Sweet Summer Flowers for Supper | Contributing Columnist Florica Vlad

Columnist Florica Vlad shares her love for food and unique Bay Area locales and experiences on SFblotter. She first dipped her toes into the local-food movement with the Bronfman Jewish Center at NYU, where she studied permaculture, slept in greenhouses, prepared CSA boxes, and got behind-the-scenes looks at ethical farms and restaurants. Since, Florica loves keeping abreast of new trends and tastemakers, all while learning a bit of culinary know-how herself.
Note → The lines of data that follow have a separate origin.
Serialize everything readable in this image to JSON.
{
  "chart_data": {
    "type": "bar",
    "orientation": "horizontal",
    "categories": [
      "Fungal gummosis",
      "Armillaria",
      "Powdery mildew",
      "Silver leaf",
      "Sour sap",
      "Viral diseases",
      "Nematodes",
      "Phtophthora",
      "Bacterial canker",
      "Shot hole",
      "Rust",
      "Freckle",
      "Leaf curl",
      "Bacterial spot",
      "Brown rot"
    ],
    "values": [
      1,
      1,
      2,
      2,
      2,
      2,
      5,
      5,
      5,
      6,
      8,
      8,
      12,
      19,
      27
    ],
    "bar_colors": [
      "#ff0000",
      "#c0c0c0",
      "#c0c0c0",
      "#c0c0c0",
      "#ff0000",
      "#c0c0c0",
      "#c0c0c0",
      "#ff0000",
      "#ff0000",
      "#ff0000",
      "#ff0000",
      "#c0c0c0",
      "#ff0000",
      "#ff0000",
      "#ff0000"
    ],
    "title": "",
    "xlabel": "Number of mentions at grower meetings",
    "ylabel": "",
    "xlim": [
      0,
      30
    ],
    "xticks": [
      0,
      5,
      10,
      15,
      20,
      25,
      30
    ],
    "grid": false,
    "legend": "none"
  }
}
Now, she’s interviewing professional jellymongers, dining with food designers, assisting pioneering vertical gardeners, and going to fabulous underground dinners!
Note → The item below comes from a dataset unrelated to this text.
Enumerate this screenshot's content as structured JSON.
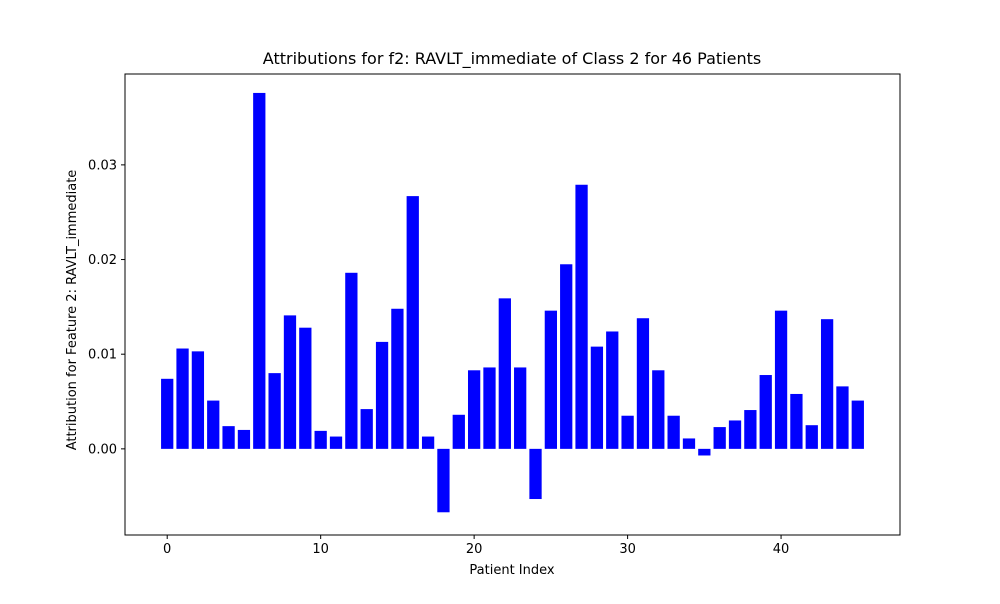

Darling buds of summer are popping up on foodies’ plates this season. Edible flowers add delicate, new flavors to old, favorite dishes, while enhancing the plate visually and aromatically. If it is true that we eat first with our eyes, then a plate lavishly decorated with flowers is both enticing and irresistible!
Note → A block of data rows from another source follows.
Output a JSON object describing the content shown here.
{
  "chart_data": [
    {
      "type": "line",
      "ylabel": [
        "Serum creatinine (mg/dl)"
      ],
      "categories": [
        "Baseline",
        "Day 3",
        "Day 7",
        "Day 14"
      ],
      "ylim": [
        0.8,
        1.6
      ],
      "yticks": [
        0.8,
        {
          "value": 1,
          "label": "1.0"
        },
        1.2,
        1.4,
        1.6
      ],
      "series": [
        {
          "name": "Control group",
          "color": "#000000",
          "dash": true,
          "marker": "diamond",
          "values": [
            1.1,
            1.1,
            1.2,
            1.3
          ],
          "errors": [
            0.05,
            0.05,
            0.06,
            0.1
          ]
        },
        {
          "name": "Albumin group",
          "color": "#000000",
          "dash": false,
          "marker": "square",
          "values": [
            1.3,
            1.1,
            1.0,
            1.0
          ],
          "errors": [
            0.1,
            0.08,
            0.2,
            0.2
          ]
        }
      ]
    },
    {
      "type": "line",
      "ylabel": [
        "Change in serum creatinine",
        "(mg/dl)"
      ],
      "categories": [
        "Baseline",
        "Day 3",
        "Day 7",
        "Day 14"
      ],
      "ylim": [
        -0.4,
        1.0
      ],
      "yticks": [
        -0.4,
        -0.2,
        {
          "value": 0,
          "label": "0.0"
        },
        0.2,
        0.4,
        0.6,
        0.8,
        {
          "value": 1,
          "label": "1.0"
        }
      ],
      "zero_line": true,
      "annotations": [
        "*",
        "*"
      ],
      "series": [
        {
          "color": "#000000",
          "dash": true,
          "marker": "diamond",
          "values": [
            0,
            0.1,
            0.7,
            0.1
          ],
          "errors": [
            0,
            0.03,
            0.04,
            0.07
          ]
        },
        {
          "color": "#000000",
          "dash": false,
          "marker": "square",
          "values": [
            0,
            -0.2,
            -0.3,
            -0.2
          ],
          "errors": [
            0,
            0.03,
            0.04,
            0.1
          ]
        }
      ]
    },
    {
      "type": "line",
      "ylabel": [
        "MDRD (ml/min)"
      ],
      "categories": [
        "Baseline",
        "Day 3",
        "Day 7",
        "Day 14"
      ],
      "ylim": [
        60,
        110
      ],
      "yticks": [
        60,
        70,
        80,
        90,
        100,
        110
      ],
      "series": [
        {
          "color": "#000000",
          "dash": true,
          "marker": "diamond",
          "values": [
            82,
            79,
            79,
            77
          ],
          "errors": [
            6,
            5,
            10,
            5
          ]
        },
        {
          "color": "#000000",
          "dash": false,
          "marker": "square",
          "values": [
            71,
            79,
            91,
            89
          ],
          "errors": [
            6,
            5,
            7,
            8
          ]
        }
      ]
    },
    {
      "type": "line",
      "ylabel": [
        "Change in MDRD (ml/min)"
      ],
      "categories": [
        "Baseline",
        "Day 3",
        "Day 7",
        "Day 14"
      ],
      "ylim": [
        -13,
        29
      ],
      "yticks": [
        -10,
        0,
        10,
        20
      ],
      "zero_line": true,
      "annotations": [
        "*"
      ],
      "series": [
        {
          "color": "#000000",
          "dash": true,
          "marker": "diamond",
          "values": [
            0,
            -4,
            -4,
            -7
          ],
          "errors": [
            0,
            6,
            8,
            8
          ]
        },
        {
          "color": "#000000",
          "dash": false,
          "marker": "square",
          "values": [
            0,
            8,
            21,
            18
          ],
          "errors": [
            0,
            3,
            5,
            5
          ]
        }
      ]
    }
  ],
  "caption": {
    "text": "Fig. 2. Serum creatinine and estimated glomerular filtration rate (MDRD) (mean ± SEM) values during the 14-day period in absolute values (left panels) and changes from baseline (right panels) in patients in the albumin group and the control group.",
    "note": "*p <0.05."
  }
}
As a general rule, the flowers of herbs tend to have a similar taste to the leaves, if not more subdued. For example, the needle-like, sweet-resin scent of Rosemary is extremely mild in its blue and pink flowers; while the spicy, peppery taste of Nasturtium leaves is matched in its yellow, orange and red flowers, carrying just a hint of sweet nectar. You can play around with structuring a dish to use all parts of a plant—from the leaves, to the seeds, to the flowers—and see what creative approaches you uncover! Below are some ideas for beginning to add florals to your favorite dishes.
Blend chive flowers with vegan Earth Balance.

Borage flowers can be candied and eaten as dessert.
Use chamomile flowers fresh or dried to make tea.
Add elderflowers to drinks or cordials, and brew dried flowers for tisanes.
Use mustard flowers in stir-fry dishes and salads.
Fold wild garlic flower into a summer-tomato salad.